In the end they were both very...good costumes. But the best costume in the end was your mother's. 

She got really pale as if all the blood in her face had been drained away when you both approached her to judge which costume was better. Then her face got really red, like she was imitating a tomato and her eyes got that really dangerous glint she got when she planned something (e.g. serving your father catfood for dinner if he forgot to bring out the trash). It was nothing short of scary and fit with her witch costume scarily perfect.

Needless to say Halloween that year got canceled.

And right then and there while you hid behind a boulder in the most unrealistic real dream you ever experienced you were about to make another stupid decision to get your goal.

But first, let's recap:

While your nice elvish companions had a wild snowball fight (which you started - but Mr. P(r)etty had it coming, hitting him had been an accident, he has zero rights to keep glaring at you), you discretely made yourself scarce.
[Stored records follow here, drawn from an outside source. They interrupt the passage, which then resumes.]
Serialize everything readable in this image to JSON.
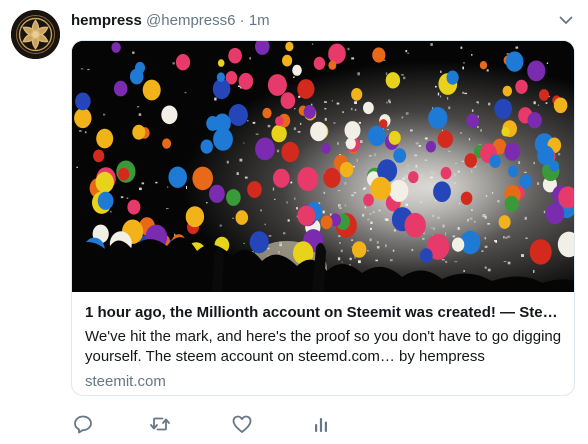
{
  "tweet": {
    "author_name": "hempress",
    "author_handle": "@hempress6",
    "separator": "·",
    "timestamp": "1m"
  },
  "card": {
    "title": "1 hour ago, the Millionth account on Steemit was created! — Steemit",
    "description": "We've hit the mark, and here's the proof so you don't have to go digging yourself. The steem account on steemd.com… by hempress",
    "domain": "steemit.com"
  },
  "icons": {
    "menu": "chevron-down-icon",
    "reply": "reply-icon",
    "retweet": "retweet-icon",
    "like": "heart-icon",
    "analytics": "analytics-icon"
  },
  "colors": {
    "text_primary": "#14171a",
    "text_secondary": "#657786",
    "border": "#e1e8ed",
    "action_icon": "#657786"
  }
}
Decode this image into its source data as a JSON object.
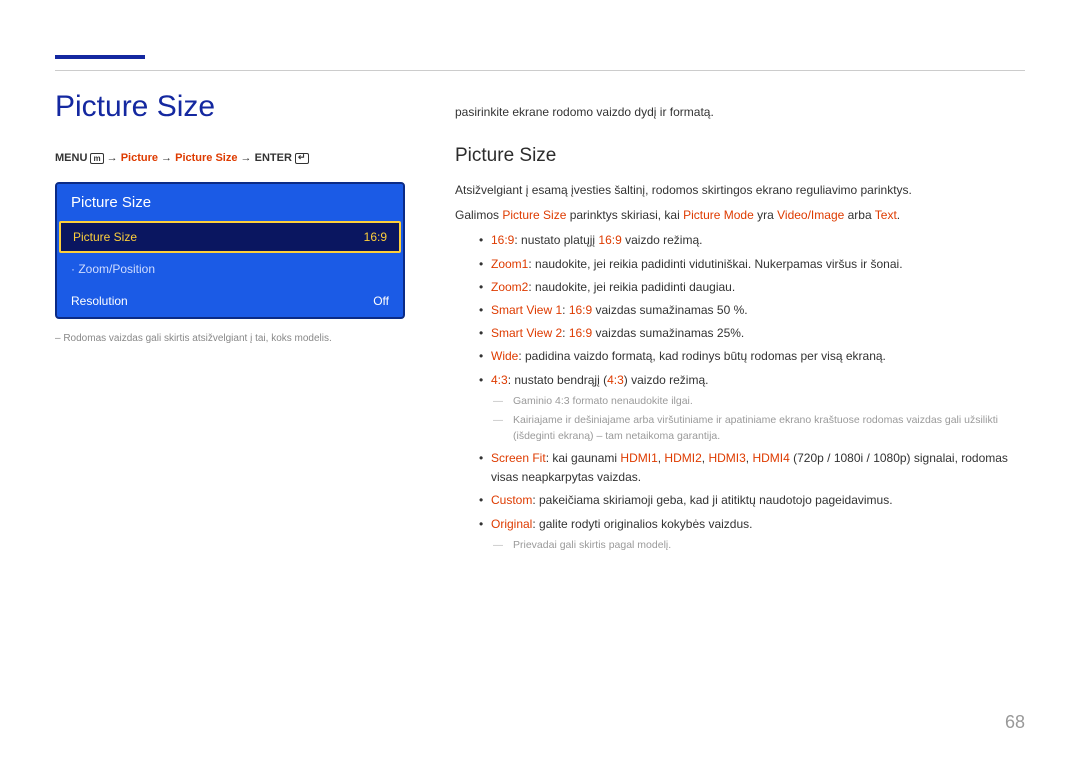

Anyway, you never were the best in snowball fights because you never were fast enough to form enough snowballs (though your aim was pretty good, if you may say so). So you discretely decided to go exploring. 

Which was pretty dumb in hindsight, but you were freezing through the cloak Cook gave you and had to move. And well, then between the trees there was this creepy guy suddenly right in front of you. He had this stupid red glowing eyes and the rest of him looked like he had just taken a dunk in black paint. And that was not to mention how he appeared out of thin air, right out of the literal shadows, in front of you. 

"And who might you be? I didn't expect someone like you here" he said, his voice mocking and smooth like the oil on which you had managed to slip on a few times when your parent's car had broken down a few years ago. 

And then he grinned and showed sharp stark white teeth that your dentist would kill for to have a look at and answered his own question: "But of all of them, it just had to be you hadn't it? That is quite the coincidence, isn't it? Someone out there must truly love me." 

"What the duck are you talking about?" you finally bring out, irritation overriding surprise. "And who the heck are you? And why can you talk in my language? Shouldn't you join the I-don't-understand train? My dream makes zero sense, no thanks to you." 

"Oh, you're still in denial?" Dark and edgy muttered. "Pity. I'd rather you die in realization that after dying here there won't be a waking up."

"Why would I die? It's only a dream" you countered snappily. "You're not scaring me."

"Well, maybe I don't, but they will" Dark announced, his maniac grin widening: "Happy Nightmares!"

And thus he was gone as he had appeared. And in his place there were a lot of monsters, all of them snow themed. Was that just you or had it gotten colder? 

And was there someone screaming? Oh, okay that one was only you. You promptly stopped screaming, turned on your spot and ran. And then you picked your screaming up to warn your companions. They would understand that you have a problem, probably.